Dataiku: open data test predicts London crimes
An experiment to prove the predictive power of data has mapped trends in crime for London neighbourhoods in 2017. Using open data from police services, data science software provider Dataiku worked with mapping and analytics vendor ESRI to visualise where crime is likely to rise or fall.
Using a true data science approach, “I didn’t know if I would find something predictable,” senior data scientist at Dataiku, Nicolas Gakrelidz, told DataIQ. “It was a test to see if it would work. I designed it to build a predictive model on open data with no precise idea of what I would find.”
Gakrelidz is in charge of technical patnerships and third party data at the company, including open data. “The UK is more transparent than other countries with the police providing anonymised crime data using GPS co-ordinates,” he pointed out. This was mapped to Census output area level which ranges from 1,000 to 5,000 properties. For each, a prediction has been created that is visualised as a coloured bubble - the size shows the number of crimes predicted for 2017 while the colour indicates if this is an increase or decrease. The result can be seen here.
The underlying model is built around three core data elements: reported crime data between 2011 and 2015, the type of crime (from shoplifting to violent assault) and nearby locations of interest (such as pubs, restaurants, shops, bus stops). “In downtown London, you find a lot of shoplifting, but less violence, so you will see a declining trend compared to other areas where you are seeing an increase in violence,” explained Gakrelidz.

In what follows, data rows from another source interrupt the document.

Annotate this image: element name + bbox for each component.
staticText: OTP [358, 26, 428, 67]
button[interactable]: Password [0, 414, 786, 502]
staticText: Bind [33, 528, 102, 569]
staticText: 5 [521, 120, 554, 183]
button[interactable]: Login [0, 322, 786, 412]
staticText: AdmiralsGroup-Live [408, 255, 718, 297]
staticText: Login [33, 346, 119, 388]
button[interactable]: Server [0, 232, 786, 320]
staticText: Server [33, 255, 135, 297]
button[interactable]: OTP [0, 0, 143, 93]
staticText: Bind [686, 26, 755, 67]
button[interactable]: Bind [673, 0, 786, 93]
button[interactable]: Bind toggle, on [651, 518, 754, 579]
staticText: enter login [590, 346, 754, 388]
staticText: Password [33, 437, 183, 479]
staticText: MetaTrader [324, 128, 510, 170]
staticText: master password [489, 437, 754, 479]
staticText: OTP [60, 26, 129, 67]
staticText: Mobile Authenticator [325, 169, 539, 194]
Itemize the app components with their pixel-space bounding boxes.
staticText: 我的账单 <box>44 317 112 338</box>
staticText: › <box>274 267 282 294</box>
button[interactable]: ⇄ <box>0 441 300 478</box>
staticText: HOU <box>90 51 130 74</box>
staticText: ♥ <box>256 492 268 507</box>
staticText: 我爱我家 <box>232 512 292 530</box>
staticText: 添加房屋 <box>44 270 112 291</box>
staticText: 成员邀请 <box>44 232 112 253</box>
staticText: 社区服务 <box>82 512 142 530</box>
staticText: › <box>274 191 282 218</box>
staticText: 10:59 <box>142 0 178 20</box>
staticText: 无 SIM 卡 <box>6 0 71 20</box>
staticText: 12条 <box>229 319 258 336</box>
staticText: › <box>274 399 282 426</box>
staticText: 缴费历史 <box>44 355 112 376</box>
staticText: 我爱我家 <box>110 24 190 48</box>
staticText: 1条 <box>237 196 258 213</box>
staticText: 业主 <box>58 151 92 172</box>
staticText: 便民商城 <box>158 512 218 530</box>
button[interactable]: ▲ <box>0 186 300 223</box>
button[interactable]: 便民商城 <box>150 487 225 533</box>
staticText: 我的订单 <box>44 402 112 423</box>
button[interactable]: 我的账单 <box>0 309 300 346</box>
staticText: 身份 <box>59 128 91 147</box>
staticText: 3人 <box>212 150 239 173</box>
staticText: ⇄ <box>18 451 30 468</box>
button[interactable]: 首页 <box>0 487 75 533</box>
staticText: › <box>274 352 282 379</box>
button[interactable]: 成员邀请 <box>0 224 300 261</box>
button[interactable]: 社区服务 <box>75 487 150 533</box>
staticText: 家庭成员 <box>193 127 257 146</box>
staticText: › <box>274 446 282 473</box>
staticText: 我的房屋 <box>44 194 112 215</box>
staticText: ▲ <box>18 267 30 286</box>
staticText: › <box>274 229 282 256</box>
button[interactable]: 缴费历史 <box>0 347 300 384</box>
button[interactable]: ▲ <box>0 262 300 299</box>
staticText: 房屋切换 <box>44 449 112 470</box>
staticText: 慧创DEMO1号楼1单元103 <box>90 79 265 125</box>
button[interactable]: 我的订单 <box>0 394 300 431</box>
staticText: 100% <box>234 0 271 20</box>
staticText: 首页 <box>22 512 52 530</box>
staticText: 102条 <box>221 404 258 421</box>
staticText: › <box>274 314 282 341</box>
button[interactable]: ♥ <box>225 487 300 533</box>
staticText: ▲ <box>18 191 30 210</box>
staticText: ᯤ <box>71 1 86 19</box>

Building the map is an extension of work he carried out in 2016 and part of a current trend. “We did a live project with the police in one UK county to optimise its response. We know there is an intention at local level to adopt this type of approach,” he said. Elsewhere, Accenture has been working with several police services on predictive crime mapping to improve their intelligence-led policing. “There is a lot of interest in this because of how budgets are under pressure.”
A more detailed explanation of the model was given by Gakrelidz at a recent meet-up on advanced analytics for public services. “It is about explaining what can be done when the data is available. The map gives a flavour of what you can expect to deliver,” he said. The UK’s lead on open data is an important component - Gakrelidz noted that less data with fewer details is publicly available in France, although there have been recent efforts to change this.
He also argued the importance of bringing the test-and-learn principles of data science to bear on the problems faced by the public sector. “It is a different mindset - there are no good or bad ideas. It is about the approach if you want to optimise something,” he said. With crime prediction, more detailed data would be required to prioritise policing and response, but the test shows the potential power of applying data and analytics to this issue.